Read-only reporting across campaigns, participations, and submissions; not the campaign workspace surface

### Get portfolio analytics overview

 - [GET /analytics/overview](https://docs-staging.varmply.com/openapi/analytics/getanalyticsoverview.md): Returns the top-level analytics overview for the authenticated user.
Sponsor users receive the sponsor portfolio surface, creator users receive the creator portfolio surface.
Users with both SPONSOR and CREATOR roles must provide role=sponsor or role=creator.
Timeline points are aggregated by UTC day and empty days are zero-filled.
Dashboard remains the sole owner of milestone and dashboard banner interactions; analytics overview
does not return a parallel banner payload.
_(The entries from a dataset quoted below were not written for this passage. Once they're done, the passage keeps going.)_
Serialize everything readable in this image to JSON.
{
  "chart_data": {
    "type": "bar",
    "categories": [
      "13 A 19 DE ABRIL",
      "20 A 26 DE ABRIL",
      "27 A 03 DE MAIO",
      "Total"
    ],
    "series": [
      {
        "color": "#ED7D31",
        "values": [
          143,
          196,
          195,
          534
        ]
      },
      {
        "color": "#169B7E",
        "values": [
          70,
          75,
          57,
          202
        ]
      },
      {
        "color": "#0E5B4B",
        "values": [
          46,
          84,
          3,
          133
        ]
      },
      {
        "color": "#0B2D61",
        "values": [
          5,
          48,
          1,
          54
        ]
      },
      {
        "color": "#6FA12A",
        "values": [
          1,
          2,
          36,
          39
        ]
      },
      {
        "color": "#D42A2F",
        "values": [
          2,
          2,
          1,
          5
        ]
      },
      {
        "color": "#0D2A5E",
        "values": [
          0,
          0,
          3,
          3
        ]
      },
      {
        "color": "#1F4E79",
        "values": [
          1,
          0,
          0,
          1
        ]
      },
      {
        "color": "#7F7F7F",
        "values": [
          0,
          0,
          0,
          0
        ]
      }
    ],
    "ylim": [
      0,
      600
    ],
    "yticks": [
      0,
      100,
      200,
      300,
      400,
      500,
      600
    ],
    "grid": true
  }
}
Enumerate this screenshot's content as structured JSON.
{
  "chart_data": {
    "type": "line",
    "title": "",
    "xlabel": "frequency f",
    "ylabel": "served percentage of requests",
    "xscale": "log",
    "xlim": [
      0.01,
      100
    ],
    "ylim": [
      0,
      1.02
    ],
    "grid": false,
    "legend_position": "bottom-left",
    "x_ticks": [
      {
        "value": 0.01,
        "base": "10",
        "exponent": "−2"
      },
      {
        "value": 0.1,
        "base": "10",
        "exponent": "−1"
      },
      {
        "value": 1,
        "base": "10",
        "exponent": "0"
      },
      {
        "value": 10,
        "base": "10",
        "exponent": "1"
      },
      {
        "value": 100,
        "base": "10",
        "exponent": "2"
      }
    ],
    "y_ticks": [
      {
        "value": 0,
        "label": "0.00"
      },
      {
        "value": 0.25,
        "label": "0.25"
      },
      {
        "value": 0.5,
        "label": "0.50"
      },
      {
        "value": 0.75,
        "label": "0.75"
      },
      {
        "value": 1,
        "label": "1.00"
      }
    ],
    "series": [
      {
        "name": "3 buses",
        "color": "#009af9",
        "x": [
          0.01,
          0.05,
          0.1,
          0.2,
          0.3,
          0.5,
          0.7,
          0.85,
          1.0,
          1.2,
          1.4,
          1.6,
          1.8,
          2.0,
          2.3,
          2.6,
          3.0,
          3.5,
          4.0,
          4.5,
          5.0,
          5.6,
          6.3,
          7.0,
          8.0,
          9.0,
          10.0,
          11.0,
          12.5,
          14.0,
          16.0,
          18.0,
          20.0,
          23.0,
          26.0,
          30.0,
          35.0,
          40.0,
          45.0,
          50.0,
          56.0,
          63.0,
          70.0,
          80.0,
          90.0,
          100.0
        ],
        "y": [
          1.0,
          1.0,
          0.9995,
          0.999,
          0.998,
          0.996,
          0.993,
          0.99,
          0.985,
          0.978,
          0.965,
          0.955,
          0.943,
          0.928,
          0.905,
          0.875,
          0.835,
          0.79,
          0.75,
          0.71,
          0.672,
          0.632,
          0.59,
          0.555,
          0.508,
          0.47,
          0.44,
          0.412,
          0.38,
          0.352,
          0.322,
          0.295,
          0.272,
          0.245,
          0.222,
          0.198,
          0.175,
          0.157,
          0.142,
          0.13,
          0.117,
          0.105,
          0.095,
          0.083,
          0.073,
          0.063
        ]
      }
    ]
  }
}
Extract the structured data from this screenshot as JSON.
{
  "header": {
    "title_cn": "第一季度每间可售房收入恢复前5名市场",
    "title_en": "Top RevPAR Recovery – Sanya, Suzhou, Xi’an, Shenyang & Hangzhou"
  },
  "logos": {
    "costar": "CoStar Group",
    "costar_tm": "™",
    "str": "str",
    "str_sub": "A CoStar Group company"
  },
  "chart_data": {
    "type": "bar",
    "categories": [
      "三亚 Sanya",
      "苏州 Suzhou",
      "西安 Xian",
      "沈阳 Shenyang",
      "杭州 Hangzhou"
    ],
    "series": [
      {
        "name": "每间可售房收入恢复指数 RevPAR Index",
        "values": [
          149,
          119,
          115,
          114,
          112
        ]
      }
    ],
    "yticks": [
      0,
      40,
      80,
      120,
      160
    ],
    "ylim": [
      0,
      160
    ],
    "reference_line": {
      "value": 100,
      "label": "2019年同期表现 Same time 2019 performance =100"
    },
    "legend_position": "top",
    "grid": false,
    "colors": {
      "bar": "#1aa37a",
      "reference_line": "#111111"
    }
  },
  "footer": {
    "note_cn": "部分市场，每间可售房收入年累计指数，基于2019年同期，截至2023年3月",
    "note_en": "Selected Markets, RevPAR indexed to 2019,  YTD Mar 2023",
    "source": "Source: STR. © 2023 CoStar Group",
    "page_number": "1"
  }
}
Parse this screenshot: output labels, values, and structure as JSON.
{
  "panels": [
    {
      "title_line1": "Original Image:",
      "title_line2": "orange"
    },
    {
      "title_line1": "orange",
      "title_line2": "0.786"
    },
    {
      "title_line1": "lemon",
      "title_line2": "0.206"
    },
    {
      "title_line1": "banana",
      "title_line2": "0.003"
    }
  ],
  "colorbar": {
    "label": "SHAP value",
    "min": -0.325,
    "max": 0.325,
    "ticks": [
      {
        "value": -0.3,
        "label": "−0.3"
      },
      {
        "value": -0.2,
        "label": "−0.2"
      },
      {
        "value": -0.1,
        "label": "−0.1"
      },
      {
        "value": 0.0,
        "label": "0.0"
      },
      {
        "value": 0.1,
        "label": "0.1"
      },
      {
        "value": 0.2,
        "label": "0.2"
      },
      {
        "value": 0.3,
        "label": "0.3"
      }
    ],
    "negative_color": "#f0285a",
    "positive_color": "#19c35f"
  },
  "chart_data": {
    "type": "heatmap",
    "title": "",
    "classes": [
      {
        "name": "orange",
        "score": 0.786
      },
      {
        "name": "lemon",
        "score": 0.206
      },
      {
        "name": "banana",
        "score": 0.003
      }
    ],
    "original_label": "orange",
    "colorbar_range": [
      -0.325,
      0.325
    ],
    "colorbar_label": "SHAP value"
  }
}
### Get sponsor campaign analytics list

 - [GET /analytics/campaigns](https://docs-staging.varmply.com/openapi/analytics/getanalyticscampaignperformancelist.md): Returns the sponsor campaign analytics reporting list used by the analytics table screen.
This is an analytics-only reporting surface, not the sponsor campaign workspace.
Use /me/sponsor-campaigns for workspace cards, draft campaigns, and workspace summary counts.
Supports filtering, sorting, cursor pagination, and search.
Metrics and distributed totals are scoped by the selected period, while budget amount remains lifetime campaign budget truth.

### Get campaign analytics summary

 - [GET /analytics/campaigns/{campaignId}/summary](https://docs-staging.varmply.com/openapi/analytics/getcampaignanalyticssummary.md): Returns read-only analytics summary for a campaign, including aggregated metrics totals
and participation-level breakdown. Only the campaign owner can view analytics.
Returns aggregated metrics from the latest snapshot per participation.
All timestamps are in UTC (ISO 8601 format with Z suffix).

### Get submission analytics

 - [GET /submissions/{submissionId}/analytics](https://docs-staging.varmply.com/openapi/analytics/getsubmissionanalytics.md): Returns read-only submission analytics with normalized metrics and money streams.
Only accessible by the submission creator.
Supports from, to, and bucket for date range and bucketing (defaults apply when omitted).
All timestamps are in UTC (ISO 8601 format with Z suffix).

## Metrics

Metrics refresh and ingestion workflows for campaigns and participations

### Refresh metrics for a participation's submitted content

 - [POST /metrics/participations/{participationId}/refresh](https://docs-staging.varmply.com/openapi/metrics/refreshparticipationmetrics.md): Refreshes metrics (impressions, reach, likes, comments, saves, shares) for a participation's submitted content.
Fetches the latest metrics from the social media platform API and creates a snapshot.
Requires the participation to have submitted content and the user to have a connected social account with valid OAuth tokens.
Returns 200 OK with the created metrics snapshot on success.

### Refresh metrics for all eligible participations in a campaign

 - [POST /metrics/campaigns/{campaignId}/refresh](https://docs-staging.varmply.com/openapi/metrics/refreshcampaignmetrics.md): Refreshes metrics for campaign participations once campaign-level settlement checks pass.
Participations without active tracking submissions are included in the run and reported as failed refreshes.
Processes participations sequentially and returns a summary of successful and failed refreshes.
Only the campaign owner can refresh metrics for their campaign.
Returns 200 OK with the refresh summary on success.

## Dev

Development-only endpoints for testing (not available in production)

### Fund wallet (dev-only)

 - [POST /dev/wallets/fund](https://docs-staging.varmply.com/openapi/dev/fundwalletfordev.md): Fund a wallet for the authenticated user. This endpoint is only available in non-production environments.
Returns 403 if called in production. Requires a valid JWT access token.
The wallet must already exist for the user and currency (no auto-create).
Creates a ledger-backed transaction to record the funding.